Where the growth actually is
Not all plush is growing equally. The traditional kids’ segment is large but mature; the momentum is in collectibles and, by product type, interactive plush. Channel matters too: bricks-and-mortar still dominates, but online is growing fastest.
| Segment | Relative size | Growth |
|---|---|---|
| Licensed-character plush | Largest segment (~$7.3B, 2024) | Steady (~3%) |
| Baby & kids (0–12) | ~61% of the market (2024) | Mature, steady |
| Collectible / kidult | Fastest-growing demand | High (blind box ~9–10%) |
| Interactive / smart plush | Smallest but emerging | Fastest by product type |
Offline retail held roughly 83% of plush sales in 2025, but online is the faster-growing channel — a reason direct-to-consumer launches keep working for new plush brands.
Geographically, North America is the deepest single market (the US alone is around 85% of North American demand), Europe is the largest region in aggregate, and Asia Pacific is the fastest-growing, led by China and India — which is also where the bulk of custom plush is manufactured.
What is driving demand
Five forces are doing most of the work behind the numbers above:
- Kidult & “newstalgia.” Adults buying comfort objects and childhood-nostalgia plush for themselves.
- Blind-box scarcity.
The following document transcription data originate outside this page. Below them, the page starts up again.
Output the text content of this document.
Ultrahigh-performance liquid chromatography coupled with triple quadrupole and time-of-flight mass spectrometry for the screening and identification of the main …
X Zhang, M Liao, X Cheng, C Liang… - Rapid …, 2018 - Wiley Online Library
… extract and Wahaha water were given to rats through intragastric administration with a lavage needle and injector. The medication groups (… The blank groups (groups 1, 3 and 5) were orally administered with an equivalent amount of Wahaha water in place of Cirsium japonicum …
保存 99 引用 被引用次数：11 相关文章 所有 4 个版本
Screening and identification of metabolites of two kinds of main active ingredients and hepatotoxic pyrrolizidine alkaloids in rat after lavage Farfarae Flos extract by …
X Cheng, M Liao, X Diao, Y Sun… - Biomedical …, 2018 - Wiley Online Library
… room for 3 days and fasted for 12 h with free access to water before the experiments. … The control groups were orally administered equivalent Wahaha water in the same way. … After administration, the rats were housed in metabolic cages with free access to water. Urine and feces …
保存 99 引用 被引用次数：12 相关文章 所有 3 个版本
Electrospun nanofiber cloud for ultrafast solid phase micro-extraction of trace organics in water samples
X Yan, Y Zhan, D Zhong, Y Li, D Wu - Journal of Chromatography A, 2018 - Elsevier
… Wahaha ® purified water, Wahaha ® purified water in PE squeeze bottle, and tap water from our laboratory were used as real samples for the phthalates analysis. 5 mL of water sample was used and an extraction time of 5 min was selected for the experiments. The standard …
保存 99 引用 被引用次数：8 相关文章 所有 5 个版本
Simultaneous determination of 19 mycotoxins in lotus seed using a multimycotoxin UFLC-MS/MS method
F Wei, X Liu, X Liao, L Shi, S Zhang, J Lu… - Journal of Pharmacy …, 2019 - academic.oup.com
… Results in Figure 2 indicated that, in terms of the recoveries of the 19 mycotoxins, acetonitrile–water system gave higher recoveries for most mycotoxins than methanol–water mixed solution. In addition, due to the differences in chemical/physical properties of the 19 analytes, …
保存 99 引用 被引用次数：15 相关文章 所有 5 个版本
Randomised and “chase” editions that reward repeat buying and collecting.
- Fandom & IP collabs. K-pop, anime, gaming and entertainment licences turning audiences into plush buyers.
- Social unboxing. TikTok and Instagram turning a plush reveal into free, viral marketing.
- Gifting & emotional value. Plush as an affordable, high-sentiment gift across all ages.
What it means for your brand in 2026
Market data is only useful if it changes a decision. Here is how this report translates into a sourcing strategy:
Practically, that means designing for the collector (variants, premium finishes, giftable packaging), planning a series rather than one product, and choosing a manufacturer comfortable with both small collectible runs and scale. If you are costing a launch, our MOQ & pricing guide and brand-launch playbook turn this strategy into numbers.
Sources: Grand View Research, Global Market Insights, Euromonitor. Figures are approximate and for orientation, not investment advice.
Frequently asked questions
How big is the global plush toy market in 2026?+
Estimates range from roughly USD 12 billion to USD 16 billion depending on scope, with most firms projecting growth of 3–8% CAGR through the early 2030s. The spread comes from how each firm defines 'plush' — narrow soft-toy definitions land lower, while definitions that fold in collectibles and blind-box figures land higher.
What is the fastest-growing part of the plush market?+
The collectible and 'kidult' segment — adult-bought plush, blind-box figures and designer collectibles like Labubu and Squishmallows. The blind-box toy category alone is growing at roughly 9–10% CAGR, far ahead of the traditional kids' plush market, and adults now account for about 28% of all toy spending.
Which regions are driving plush toy demand?+
North America is the deepest single market (the US makes up about 85% of North American demand), Europe is the largest region overall, and Asia Pacific is the fastest-growing, led by China and India. Most custom plush manufacturing is concentrated in China.
What does this market data mean for a brand launching plush in 2026?+
Growth is concentrated in collectibles, gifting and adult-oriented designs rather than basic kids' plush. The practical takeaway is to match a custom plush program to those fast-growing segments — designer collectibles, IP collabs, kidult-nostalgia and giftable lines — rather than competing in commoditised baby plush.